UWB(超広帯域無線)、FDTD法、CAD、低歪み、高効率、広帯域、超広帯域アンテナ、フィルタ、バラン、群遅延補償器、量子細線、ナノ構造、HBT

研究概要

次世代ワイヤレス情報通信のハードウェア技術を研究開発

4G(第4世代)携帯電話やUWB(超広帯域無線)などの次世代ワイヤレス情報通信を実現するために、当研究室では、RFフロントエンドモジュールの高効率化、低歪み化、超広帯域化を極限まで追究し、新技術を開発している。
これらの研究開発のベースとなるデバイス回路解析技術として、FDTD(有限差分時間領域)法を用いた3次元・電磁界/半導体デバイス統合解析技術の確立を目指している。
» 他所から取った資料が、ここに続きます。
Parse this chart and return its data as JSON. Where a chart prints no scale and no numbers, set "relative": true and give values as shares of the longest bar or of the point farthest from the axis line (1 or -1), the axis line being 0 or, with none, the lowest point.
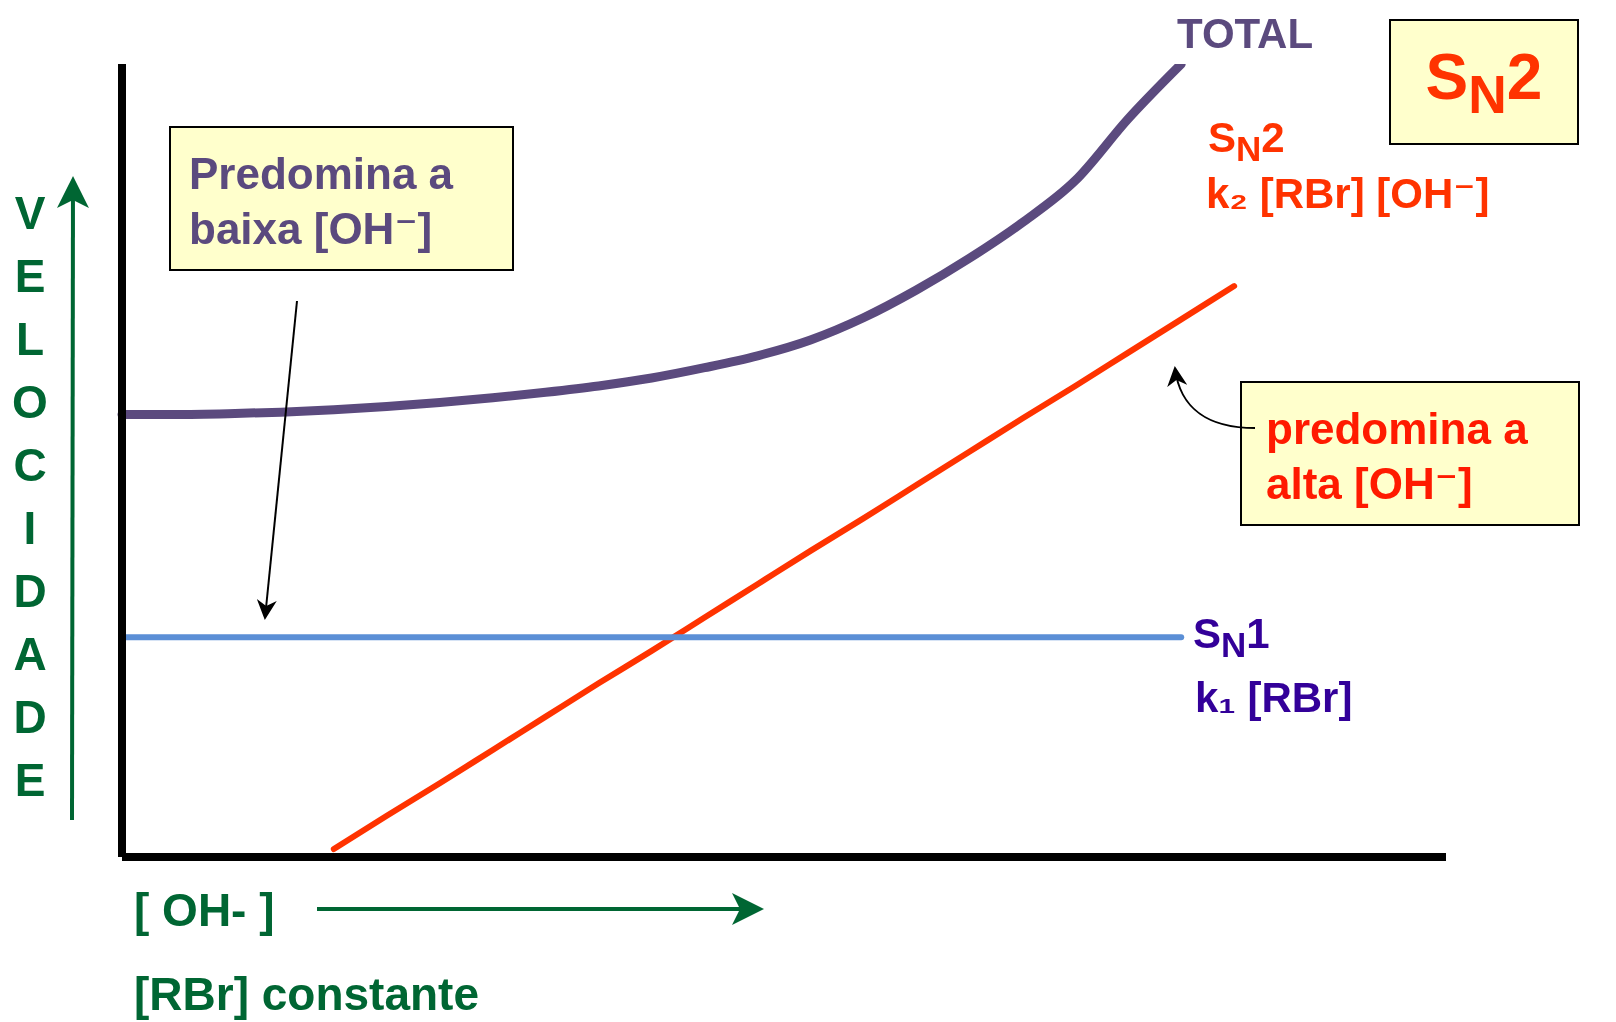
{
  "chart_data": {
    "type": "line",
    "relative": true,
    "title": "S$_{N}$2",
    "xlabel": "[ OH- ]",
    "ylabel": "VELOCIDADE",
    "legend": false,
    "grid": false,
    "marker": "none",
    "line_style": "solid",
    "categories": [
      null,
      null,
      null,
      null,
      null,
      null,
      null,
      null,
      null,
      null,
      null,
      null,
      null,
      null,
      null,
      null,
      null,
      null,
      null,
      null,
      null,
      null,
      null,
      null,
      null,
      null
    ],
    "series": [
      {
        "name": "TOTAL",
        "color": "#5b4a7e",
        "values": [
          0.558,
          0.558,
          0.559,
          0.561,
          0.564,
          0.568,
          0.573,
          0.579,
          0.586,
          0.594,
          0.604,
          0.617,
          0.632,
          0.652,
          0.68,
          0.715,
          0.755,
          0.8,
          0.853,
          0.931,
          1,
          null,
          null,
          null,
          null,
          null
        ]
      },
      {
        "name": "S$_{N}$2",
        "color": "#ff3300",
        "values": [
          null,
          null,
          null,
          null,
          0.01,
          0.052,
          0.093,
          0.135,
          0.177,
          0.219,
          0.26,
          0.302,
          0.344,
          0.386,
          0.427,
          0.469,
          0.511,
          0.553,
          0.594,
          0.636,
          0.678,
          0.72,
          null,
          null,
          null,
          null
        ]
      },
      {
        "name": "S$_{N}$1",
        "color": "#5b8fd6",
        "values": [
          0.277,
          0.277,
          0.277,
          0.277,
          0.277,
          0.277,
          0.277,
          0.277,
          0.277,
          0.277,
          0.277,
          0.277,
          0.277,
          0.277,
          0.277,
          0.277,
          0.277,
          0.277,
          0.277,
          0.277,
          0.277,
          null,
          null,
          null,
          null,
          null
        ]
      }
    ],
    "annotations": [
      "k₂ [RBr] [OH⁻]",
      "k₁ [RBr]",
      "Predomina a baixa [OH⁻]",
      "predomina a alta [OH⁻]",
      "[RBr] constante"
    ]
  }
}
この技術を用いこれまでに、長フィンガーHBT(ヘテロ接合バイポーラトランジスタ)のマイクロ波特性の統合シミュレーションならびに実験的検証を行い両者がよく一致していることを確認している。また非定常熱解析も併せて実施し、熱的メモリー効果を精密に再現できる多段熱等価回路を提案した。これにより熱等価回路がマイクロ波歪み特性へ与える影響を定量的に把握できるようになった。

高調波を制御できる回路形式

一方、当研究室ではこれまでに理論的に無限次までの高調波を個別に制御できる回路形式を提案しており、これによりマイクロ波増幅器の電力効率を90%以上に高めることができることをシミュレーションにより示している。AlGaN/GaN HEMTに対して本回路技術を適用し、1・9GHz帯で85%のドレーン効率、5・8GHz帯で80%のドレーン効率を実現しており、今後一層の高効率化を目指す。 低歪み化に関しては、 隣接チャネル漏洩電力の発生の原因を、奇数次非線形伝達関数の影響、電気的メモリー効果、熱的メモリー効果に分類し、ボルテラ級数展開法とハーモニックバランス法を駆使して最適解を導いた。
一例としては、W‐CDMA用HBT増幅器の隣接チャネル漏洩電力比の非対称性を改善する方法を提案し、従来12・6dBあった非対象性を3・57 dBまで低減し、隣接チャネル漏洩電力の絶対値自体も5・31 dB低減することに成功した。また熱メモリー効果歪みを電気的に補償する新方法を提案し実験で実証した。

UWBへの応用

UWB応用に関しては、インパルス方式信号発生InGaP/GaAs HBT MMIC、超広帯域送信用および受信用MMIC、復調回路、ブロードサイド4結合線路を用いた小型超広帯域帯域通過フィルタ、小型平面自己補対アンテナを提案し、3・1〜10・6GHz帯を用いたUWBへの応用が可能であることを示した。また、このようなUWB用部品が有する群遅延特性を補償する方法として、右手・左手系回路を用いた補償方法と、負性群遅延(NGD)回路を用いた補償方法とを提案し、MMICによる試作実証に成功している。

アドバンテージ

最新の設備が研究を支える

FDTD法による電磁界・半導体統合3次元解析CADシステムを中核に、マイクロ波半導体回路設計・レイアウト、無線システム設計などの最新鋭のCADと、それらの結果を検証する自動計測システムを備えている。これらのCADツールにはシュレーディンガー方程式の組み込みも可能で、量子効果のマイクロ波応用の検証も行える。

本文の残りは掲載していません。